La cintura urbana è terra di Paperoni

PADOVA. La città che scorre e scivola dentro la periferia metropolitana, senza soluzione di continuità, dove la terra se l’è mangiata il capannone sorto accanto alla casetta del “paron”, dove nelle distese di campi in cui prima germogliavano l’erba e il grano sono spuntate decine di aziende e ci sono più cartelli con le insegne delle ditte che alberi. Da Padova a Cittadella non si vede quasi la fine dell’abitato e facendo il girotondo in tangenziale attorno a Padova è solo perché trovi il cartello che ti indica che sei entrato in un nuovo Comune che ti accorgi di aver cambiato paese. È qui che si concentrano le aziende, qui gli studi professionali, qui le sedi degli istituti di credito che custodiscono conti correnti a sei cifre.
È la terra dei Paperoni padovani, di quelli che non hanno problemi a dichiarare al fisco che loro, nel 2015, hanno guadagnato oltre 120 mila euro. Le zone industriali e i grandi edifici a vetri impenetrabili partono da Camin, sì, ma si estendono ad Albignasego e fino a Cadoneghe, scorrendo lungo la Valsugana fino a Cittadella, correndo lungo la regionale 11 fino a Vicenza. Perché? «La nascita delle zone industriali ha in primis una spiegazione geografica», commenta Enzo Romaro, presidente Confindustria Ovest-Colli e amministratore di Unimec Triveneto srl, con sede a Mestrino. «Negli anni Sessanta la cintura metropolitana era vuota e offriva lo spazio per i nuovi capannoni industriali, insieme alla vicinanza alla città e alle grandi vie di comunicazione, spesso lontana dai fiumi, che creano sbarramenti più che opportunità. Non ci sono, però, solo industriali: nella zona dei Colli l’economia l’hanno trainata ad esempio gli imprenditori vitivinicoli, nell’area termale gli albergatori».
Con il tempo la fabbrichetta con il proprietario che ci dormiva sopra e che mangiava insieme agli operai ha ceduto il posto a realtà imprenditoriali importanti e il “paron” ha traslocato in periferia, lontano appena quel tanto da non essere soffocato dal suo cemento, ma vicino alla sua creatura. «A parte ville padronali di famiglie storiche», spiega il sindaco di Noventa Padovana, Luigi Alessandro Bisato, «nel nostro Comune sono venuti ad abitare industriali che hanno l’attività a Padova, così come professionisti e consulenti che lavorano in città perché trovano una qualità di vita diversa e un’ariosità nell’edificato che in altri Comuni è scomparsa».
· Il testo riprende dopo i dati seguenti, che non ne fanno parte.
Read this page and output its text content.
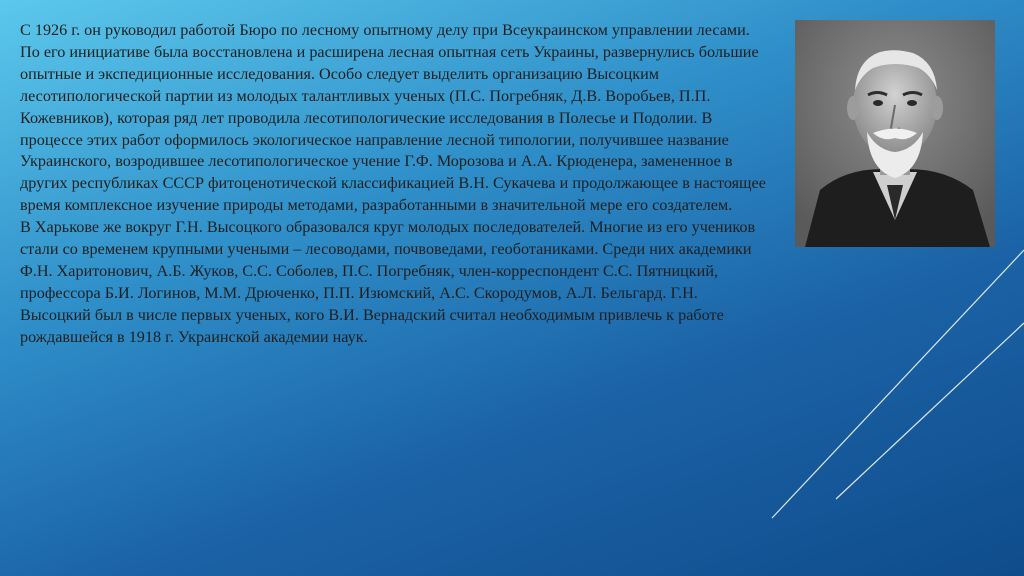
С 1926 г. он руководил работой Бюро по лесному опытному делу при Всеукраинском управлении лесами. По его инициативе была восстановлена и расширена лесная опытная сеть Украины, развернулись большие опытные и экспедиционные исследования. Особо следует выделить организацию Высоцким лесотипологической партии из молодых талантливых ученых (П.С. Погребняк, Д.В. Воробьев, П.П. Кожевников), которая ряд лет проводила лесотипологические исследования в Полесье и Подолии. В процессе этих работ оформилось экологическое направление лесной типологии, получившее название Украинского, возродившее лесотипологическое учение Г.Ф. Морозова и А.А. Крюденера, замененное в других республиках СССР фитоценотической классификацией В.Н. Сукачева и продолжающее в настоящее время комплексное изучение природы методами, разработанными в значительной мере его создателем.

В Харькове же вокруг Г.Н. Высоцкого образовался круг молодых последователей. Многие из его учеников стали со временем крупными учеными – лесоводами, почвоведами, геоботаниками. Среди них академики Ф.Н. Харитонович, А.Б. Жуков, С.С. Соболев, П.С. Погребняк, член-корреспондент С.С. Пятницкий, профессора Б.И. Логинов, М.М. Дрюченко, П.П. Изюмский, А.С. Скородумов, А.Л. Бельгард. Г.Н. Высоцкий был в числе первых ученых, кого В.И. Вернадский считал необходимым привлечь к работе рождавшейся в 1918 г. Украинской академии наук.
Perfino il campione Alex Zanardi ha scelto Noventa quando si è trasferito nel Padovano. Diverso il discorso per l’Alta Padovana, fucina di imprenditori e di grandi aziende, che lo sviluppo l’ha avuto grazie alla vasta concentrazione di risparmi e capitali: è la culla delle banche di credito cooperativo e ha visto i contadini trasformarsi in industriali: negli anni Sessanta fondarono le ditte, che i figli negli anni Ottanta trasformarono in imprese ed imperi. Si delocalizza la manodopera altrove, si mantiene però la sede in loco.
«L’Alta Padovana conserva una buona attività aziendale, mantiene le imprese in Veneto, gli imprenditori vi lavorano bene e pagano qui le tasse» dichiara Andrea Gabrielli, alla guida dell’azienda siderurgica fondata da papà Angelo.